One of the reasons investment tends to be based around London is the network effect.
That is the view of Pedro Madeira, head of research at London-based Beauhurst, a platform that offers data on UK high-growth businesses.
He says that companies attract investors and investors attract companies, which also attracts fresh talent.
“If you’re investing £1m then you need to make sure the company founders know what they’re doing and you want to see them regularly,” he told BusinessCloud.
“If you think about where the money that VCs invest comes from, like pension funds, most are based in London.
“Some companies relocate once they get funding, others have to travel for their money and some open offices elsewhere, although this isn’t specifically a UK phenomenon and it also depends on the stage the business is at and its valuation.”

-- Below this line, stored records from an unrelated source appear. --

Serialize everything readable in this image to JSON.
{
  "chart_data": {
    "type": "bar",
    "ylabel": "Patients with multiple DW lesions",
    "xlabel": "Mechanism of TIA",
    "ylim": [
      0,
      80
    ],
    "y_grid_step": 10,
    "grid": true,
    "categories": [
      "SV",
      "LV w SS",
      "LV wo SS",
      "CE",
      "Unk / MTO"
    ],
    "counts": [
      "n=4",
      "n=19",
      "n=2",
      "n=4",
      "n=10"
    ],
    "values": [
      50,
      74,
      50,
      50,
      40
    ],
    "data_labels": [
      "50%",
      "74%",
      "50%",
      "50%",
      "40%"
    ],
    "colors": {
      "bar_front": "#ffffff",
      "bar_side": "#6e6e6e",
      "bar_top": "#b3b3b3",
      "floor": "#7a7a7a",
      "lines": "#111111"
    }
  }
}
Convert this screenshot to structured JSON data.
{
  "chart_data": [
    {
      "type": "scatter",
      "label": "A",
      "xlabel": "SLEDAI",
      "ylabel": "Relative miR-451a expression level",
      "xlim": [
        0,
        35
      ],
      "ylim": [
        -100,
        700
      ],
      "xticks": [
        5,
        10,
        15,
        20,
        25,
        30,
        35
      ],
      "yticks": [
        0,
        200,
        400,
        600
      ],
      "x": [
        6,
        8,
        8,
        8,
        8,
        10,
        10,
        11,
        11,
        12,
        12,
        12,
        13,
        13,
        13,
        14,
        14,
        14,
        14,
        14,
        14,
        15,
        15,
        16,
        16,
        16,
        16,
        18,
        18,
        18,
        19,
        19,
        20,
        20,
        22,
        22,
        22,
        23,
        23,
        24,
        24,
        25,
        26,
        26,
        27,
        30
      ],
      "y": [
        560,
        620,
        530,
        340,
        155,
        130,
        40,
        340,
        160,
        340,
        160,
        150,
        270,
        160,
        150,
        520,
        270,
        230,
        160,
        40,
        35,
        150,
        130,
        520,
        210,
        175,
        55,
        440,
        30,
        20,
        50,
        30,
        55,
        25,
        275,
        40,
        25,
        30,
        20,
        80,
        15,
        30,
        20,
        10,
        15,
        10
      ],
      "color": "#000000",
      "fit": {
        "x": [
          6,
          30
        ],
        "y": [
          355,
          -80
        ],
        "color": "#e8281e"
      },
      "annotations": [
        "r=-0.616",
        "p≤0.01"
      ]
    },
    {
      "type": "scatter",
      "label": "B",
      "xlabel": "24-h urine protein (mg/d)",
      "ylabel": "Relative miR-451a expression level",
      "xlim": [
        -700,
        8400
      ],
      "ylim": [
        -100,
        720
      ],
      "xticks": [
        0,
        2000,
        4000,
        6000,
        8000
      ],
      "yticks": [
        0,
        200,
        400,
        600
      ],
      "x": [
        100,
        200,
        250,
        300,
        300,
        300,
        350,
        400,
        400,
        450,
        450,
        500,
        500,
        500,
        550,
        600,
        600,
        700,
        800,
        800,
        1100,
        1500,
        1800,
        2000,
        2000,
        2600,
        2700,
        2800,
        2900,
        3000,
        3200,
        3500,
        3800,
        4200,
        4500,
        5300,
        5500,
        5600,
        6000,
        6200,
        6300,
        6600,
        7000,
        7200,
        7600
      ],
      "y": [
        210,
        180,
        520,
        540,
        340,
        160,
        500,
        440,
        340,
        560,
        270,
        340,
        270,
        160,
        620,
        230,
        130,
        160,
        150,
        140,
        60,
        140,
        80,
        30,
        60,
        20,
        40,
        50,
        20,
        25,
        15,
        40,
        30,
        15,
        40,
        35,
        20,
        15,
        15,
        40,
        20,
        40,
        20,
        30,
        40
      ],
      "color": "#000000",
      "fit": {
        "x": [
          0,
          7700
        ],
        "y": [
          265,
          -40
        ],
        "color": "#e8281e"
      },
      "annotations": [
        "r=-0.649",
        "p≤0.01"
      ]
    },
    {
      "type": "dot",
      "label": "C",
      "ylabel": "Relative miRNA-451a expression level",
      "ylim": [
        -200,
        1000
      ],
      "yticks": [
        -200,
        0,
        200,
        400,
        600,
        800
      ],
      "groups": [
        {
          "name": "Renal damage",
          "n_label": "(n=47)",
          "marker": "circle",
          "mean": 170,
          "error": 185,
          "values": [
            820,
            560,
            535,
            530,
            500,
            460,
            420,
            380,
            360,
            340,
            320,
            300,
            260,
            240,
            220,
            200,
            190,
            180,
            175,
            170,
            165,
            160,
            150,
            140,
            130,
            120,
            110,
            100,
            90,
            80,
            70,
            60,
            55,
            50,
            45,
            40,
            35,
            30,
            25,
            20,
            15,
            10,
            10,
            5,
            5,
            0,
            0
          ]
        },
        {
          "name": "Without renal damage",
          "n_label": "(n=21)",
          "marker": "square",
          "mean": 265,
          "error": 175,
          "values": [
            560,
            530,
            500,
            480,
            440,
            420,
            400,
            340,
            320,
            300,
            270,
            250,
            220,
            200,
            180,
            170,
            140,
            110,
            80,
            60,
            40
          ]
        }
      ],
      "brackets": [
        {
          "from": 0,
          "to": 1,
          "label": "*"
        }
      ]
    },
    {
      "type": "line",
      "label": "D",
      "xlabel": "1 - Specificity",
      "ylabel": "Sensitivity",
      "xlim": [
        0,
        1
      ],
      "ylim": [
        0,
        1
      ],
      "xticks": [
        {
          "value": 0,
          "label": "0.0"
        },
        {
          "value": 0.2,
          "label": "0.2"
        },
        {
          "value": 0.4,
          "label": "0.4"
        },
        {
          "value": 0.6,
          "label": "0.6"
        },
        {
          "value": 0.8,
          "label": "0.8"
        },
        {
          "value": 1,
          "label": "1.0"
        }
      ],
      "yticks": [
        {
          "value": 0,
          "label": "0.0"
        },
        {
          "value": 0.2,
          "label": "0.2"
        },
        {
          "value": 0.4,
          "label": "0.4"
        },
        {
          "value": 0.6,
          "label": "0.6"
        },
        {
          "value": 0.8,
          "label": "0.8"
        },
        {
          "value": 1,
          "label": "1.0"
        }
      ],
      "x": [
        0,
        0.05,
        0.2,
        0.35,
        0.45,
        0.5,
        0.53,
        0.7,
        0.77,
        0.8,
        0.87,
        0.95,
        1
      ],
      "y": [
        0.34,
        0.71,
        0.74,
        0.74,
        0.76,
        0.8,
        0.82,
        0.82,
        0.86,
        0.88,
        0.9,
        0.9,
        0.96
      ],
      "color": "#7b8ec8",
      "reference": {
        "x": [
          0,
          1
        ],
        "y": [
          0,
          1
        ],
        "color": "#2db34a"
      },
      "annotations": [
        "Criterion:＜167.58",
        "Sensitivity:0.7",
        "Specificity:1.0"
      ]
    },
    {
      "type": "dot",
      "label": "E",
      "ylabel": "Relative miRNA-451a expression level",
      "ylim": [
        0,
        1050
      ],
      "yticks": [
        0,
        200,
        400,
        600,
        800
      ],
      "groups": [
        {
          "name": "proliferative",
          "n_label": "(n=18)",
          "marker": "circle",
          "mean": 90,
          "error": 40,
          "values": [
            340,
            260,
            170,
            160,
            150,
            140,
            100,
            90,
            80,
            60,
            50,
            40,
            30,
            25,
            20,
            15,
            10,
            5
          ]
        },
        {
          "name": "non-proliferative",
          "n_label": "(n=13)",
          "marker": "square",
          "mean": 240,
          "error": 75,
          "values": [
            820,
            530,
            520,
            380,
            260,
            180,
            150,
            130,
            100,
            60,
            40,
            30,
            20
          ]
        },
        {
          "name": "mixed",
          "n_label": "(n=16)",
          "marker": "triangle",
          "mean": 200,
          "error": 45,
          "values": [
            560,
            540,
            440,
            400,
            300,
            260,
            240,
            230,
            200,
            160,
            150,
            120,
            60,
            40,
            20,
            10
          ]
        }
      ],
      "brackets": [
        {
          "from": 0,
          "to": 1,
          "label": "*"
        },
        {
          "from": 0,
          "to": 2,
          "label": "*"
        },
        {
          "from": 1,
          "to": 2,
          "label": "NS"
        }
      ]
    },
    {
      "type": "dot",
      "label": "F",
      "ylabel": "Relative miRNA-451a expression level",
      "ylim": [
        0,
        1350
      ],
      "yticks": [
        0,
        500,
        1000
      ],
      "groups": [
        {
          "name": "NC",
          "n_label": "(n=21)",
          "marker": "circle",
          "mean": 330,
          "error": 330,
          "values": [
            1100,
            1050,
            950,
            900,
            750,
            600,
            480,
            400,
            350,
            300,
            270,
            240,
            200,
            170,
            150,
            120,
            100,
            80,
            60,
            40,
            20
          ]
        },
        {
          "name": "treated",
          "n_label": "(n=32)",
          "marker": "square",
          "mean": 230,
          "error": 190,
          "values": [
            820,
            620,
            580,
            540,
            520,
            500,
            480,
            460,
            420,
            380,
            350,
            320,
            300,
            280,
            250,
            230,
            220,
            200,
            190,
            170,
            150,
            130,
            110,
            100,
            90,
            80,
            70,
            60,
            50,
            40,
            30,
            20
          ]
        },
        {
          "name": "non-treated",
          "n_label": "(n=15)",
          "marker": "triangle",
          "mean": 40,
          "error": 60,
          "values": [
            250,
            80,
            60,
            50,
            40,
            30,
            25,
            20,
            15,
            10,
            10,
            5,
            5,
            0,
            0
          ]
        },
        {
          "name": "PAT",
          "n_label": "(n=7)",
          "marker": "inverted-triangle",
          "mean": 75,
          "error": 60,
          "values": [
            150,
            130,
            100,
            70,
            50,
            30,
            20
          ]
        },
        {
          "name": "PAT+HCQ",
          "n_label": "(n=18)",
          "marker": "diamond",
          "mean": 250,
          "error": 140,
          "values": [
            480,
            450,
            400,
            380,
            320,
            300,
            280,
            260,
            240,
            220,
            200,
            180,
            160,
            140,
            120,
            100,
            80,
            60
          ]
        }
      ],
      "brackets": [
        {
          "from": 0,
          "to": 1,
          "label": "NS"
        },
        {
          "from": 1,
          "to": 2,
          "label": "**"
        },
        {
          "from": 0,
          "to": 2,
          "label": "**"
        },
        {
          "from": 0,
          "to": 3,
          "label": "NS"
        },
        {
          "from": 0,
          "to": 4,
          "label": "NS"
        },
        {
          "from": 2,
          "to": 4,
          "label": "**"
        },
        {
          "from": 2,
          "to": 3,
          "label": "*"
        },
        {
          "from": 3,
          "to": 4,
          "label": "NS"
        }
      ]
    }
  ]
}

Being in London can inflate a company’s valuation, Madeira says, making gaining investment more swift. Many tech businesses rely on PhD holders and London with its universities has a steady stream of these.
The founders of used car search website Carsnip attended about 100 meetings in 18 months to raise the funding they needed – $100,000 of which was secured over the phone from a US investor – but not a penny came from London.
Hampshire-based Morgan Innovation and Technology began investing in medtech companies outside London after encountering funding issues for its own products.
And Leeds-based marketing automation business Force24 resorted to more traditional funding methods after failing to gain funding from VCs with a London bias.